Joël Legendre à la mise en scène l’a d’ailleurs poussée à aller au bout de son projet et de présenter un spectacle à l’image de ce qu’elle avait toujours imaginé. Un peu de chant pour lier les numéros, un peu de danse, un accessoire scénique grandeur géant, un clin d’œil à Radio-Gaspésie, un hommage à sa Gaspésie natale et à ses parents, à peu près tout y est, sans compromis.

« Ça ressemble aux shows d’humour que j’écoutais dans le temps comme Dodo [Dominic Michel] ou La Poune. C’est ce que je voulais. Je ne voulais rien savoir du tabouret avec un verre d’eau. Il y en a trop. Je veux que les gens vivent de quoi. C’est le produit que je voulais vendre. Ça se peut qu’il y en ait qui se demandent ce qui passe, mais dans ma tête ça va vite, d’un bord pis l’autre, et on le reproduit sur scène.

Jean-Michel Côté

©Jean-Philippe Thibault - Gaspésie Nouvelles

Jean-Michel Côté a collaboré à l’écriture du spectacle de sa soeur, ce qui leur a déjà valu un plaque argentée de l’ADISQ certifiant la vente de 25 000 billets.

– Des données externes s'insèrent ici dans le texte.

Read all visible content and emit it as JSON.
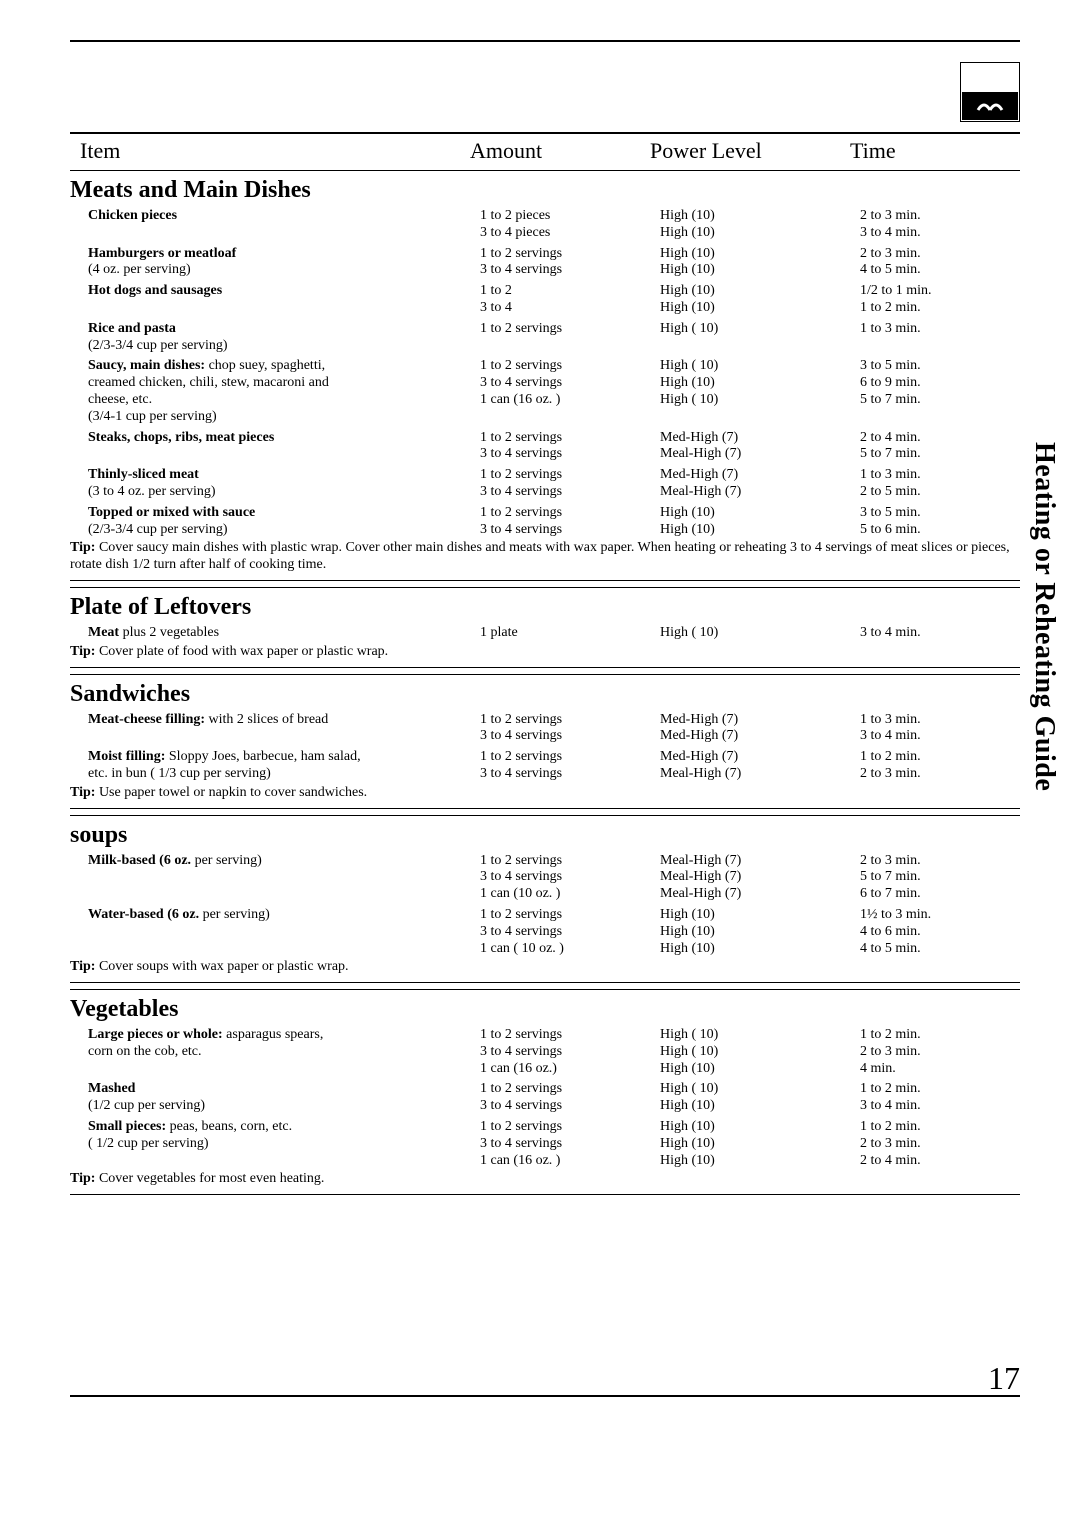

Quand j’ai fait ma première heure au Bordel Comédie Club, j’ai envoyé le vidéo et Joël m’a dit vers quoi il voulait amener le show. Sa vision m’a épatée et c’est un génie de la mise en scène. J’ai adoré travailler avec lui. C’est beau d’avoir un humour imagé, mais encore faut-il avoir la même image. J’ai l’impression qu’on avait la même vision globale du show. Il m’a permis de me dépasser. Sans lui, je ne serais pas allée aussi loin. »

Près de huit ans après avoir fait, la première partie de Lise Dion, Ève Côté peut finalement cocher cette case dans la liste de vie. « C’était vraiment un point sur ma bucket list. Quand je suis partie de Gaspé, c’était pour faire un one-woman-show. Je l’ai déjà raconté souvent que Les Grandes Crues était un peu comme un accident de parcours. C’est cliché, mais quand j’étais jeune j’étais la petite fille tache qui racontais des jokes et qui rêvait à ça. Maintenant, c’est fait!

Cette première à l’Olympia était officieusement sa 40e représentation, ayant rodé ses numéros à 39 autres occasions avant le grand soir, où étrangement elle était très sereine et très calme. « C’est bizarre à dire, mais j’avais un calme olympien. Je me suis dit que j’étais faite pour ça, monter sur scène. J’étais complètement groundée. J’avais hâte de partager mon spectacle. Je me suis demandé ce que les critiques allaient dire, mais après avoir pensé à ça toute la journée, une heure avant le show, j’ai plutôt pensé : "ils diront ce qu’ils voudront, je suis contente de mon show." Avec le feeling que j’ai eu hier soir [mercredi] en sortant de scène, moi j’ai eu une ostie de belle soirée et rien va pouvoir m’enlever ça! J’ai eu la meilleure première médiatique que j’aurais pu penser! », se réjouit-elle.

Et le lendemain, toute sa famille était à ses côtés pour célébrer la Chandeleur, jouer aux cartes, sabrer le champagne, profiter de la vie; de ces moments trop peu nombreux et qui sait, peut-être ajouter des anecdotes de son histoire familiale pour perpétrer cet hommage humoristique d’une femme qui n’a jamais oublié d’où elle vient  pour tracer la voie d’où elle se rend.